DL: I spent a few days in LA with Fred Archambault in his Studio 5A recording drums and rhythm guitars, laying the foundation for each song. From there we sent the tracks to JD where he recorded bass from his Catacombs Studio in New Jersey. I then took the tracks home with me where I sat for a couple of weeks and wrote and recorded the melodies and solos for each song.
What musicians played on this record?
DL: On drums, I had my good friend Dan DC Conway who also played on my first solo album. My Black Label brothers Jeff Fabb (Drums) and John JD DeServio (Bass) joined me on the album as well. Jeff played on one song, Waves of Nostalgia, and JD played bass on the majority of the album. My former Lizzy Borden band mate Marten Andersson also played bass on a couple of songs (Guardian, Distant Shores). On the song Two Fifty, I had my long time friend Phil Campbell (Motorhead, Phil Campbell, and The Bastard Sons) join me in dueling guitar solos.
How did you get involved with BLS?
DL: I’ve known Blasko for several years who manages Black Label Society and when the opportunity came up, I sent over some videos playing some BLS songs and singing/playing acoustic on one of Zakk’s Book of Shadows songs. I then went out to the Black Vatican to meet with Zakk, and that was that.

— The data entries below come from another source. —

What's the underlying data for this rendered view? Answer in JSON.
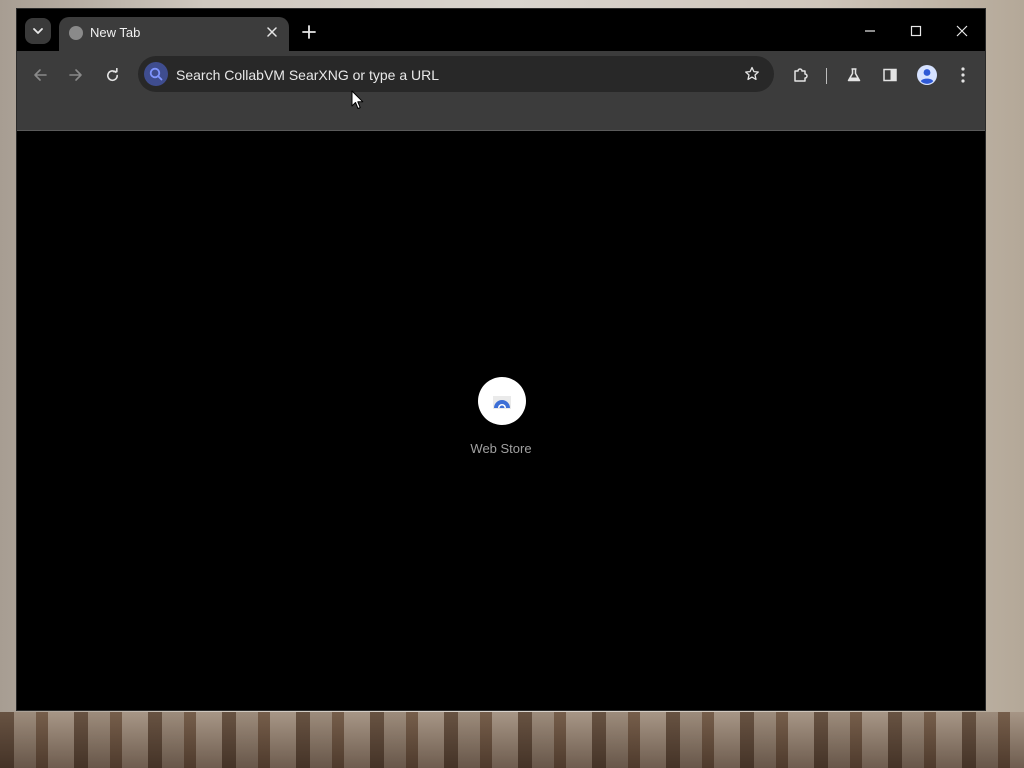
{
  "tabs": [
    {
      "title": "New Tab",
      "active": true
    }
  ],
  "omnibox": {
    "placeholder": "Search CollabVM SearXNG or type a URL",
    "value": ""
  },
  "new_tab_page": {
    "shortcuts": [
      {
        "label": "Web Store",
        "icon": "webstore-icon"
      }
    ]
  },
  "icons": {
    "tab_search": "chevron-down-icon",
    "favicon": "globe-icon",
    "tab_close": "close-icon",
    "new_tab": "plus-icon",
    "minimize": "minimize-icon",
    "maximize": "maximize-icon",
    "close_window": "close-icon",
    "back": "arrow-left-icon",
    "forward": "arrow-right-icon",
    "reload": "reload-icon",
    "search_engine": "search-icon",
    "bookmark": "star-icon",
    "extensions": "puzzle-icon",
    "labs": "flask-icon",
    "side_panel": "side-panel-icon",
    "profile": "avatar-icon",
    "menu": "kebab-menu-icon"
  },
  "colors": {
    "content_background": "#000000",
    "toolbar_background": "#3c3c3c",
    "omnibox_background": "#282828",
    "accent": "#4d6ae8"
  }
}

How did you start the songwriting process for Death Grip Tribulations?
DL: I began writing for it late 2015 / early 2016 in between Black Label tours. I demo each of the songs out except for the solos, which on an instrumental album are like the vocals/lyrics, and once we record the foundations of all the songs, I then go back and begin that writing process and lay them down immediately as they’re written.
What does your current rig consist of?
DL: With BLS I’m playing out of two JCM800’s in stereo, putting one wah, rotovibe, overdrive and chorus in front of the amps. For my solo shows I’m basically running the same set up though right now RIG A is a JCM800 with a Crybaby, Seymour Duncan 805 Overdrive and Vapor Trail Delay going into the amp, and RIG B is the new Seymour Duncan PowerStage 700 with a Seymour Duncan Palladium Gain Stage and Andromeda Dynamic Delay going into it. I run these two rigs together, always on, not switching between the two.
What are the differences between working with Lizzy Borden, Jani, and Zakk?
DL: They are all rock guitar oriented bands so not much difference there. The only main difference between the three I would say is that Lizzy Borden’s show had a theatrical vibe to it, but working with each band has been an amazing experience.
How does it feel to have immense respect for your playing in the guitar playing community?
DL: It’s very humbling, and I’m just happy to be playing guitar and creating music.
What are your plans for the rest of 2017?
DL: I just finished up doing some shows playing music from both of my Shrapnel Records solo albums. I plan to write and record my next solo album within this year and possibly play more solo shows. BLS will be back out on the road early 2018.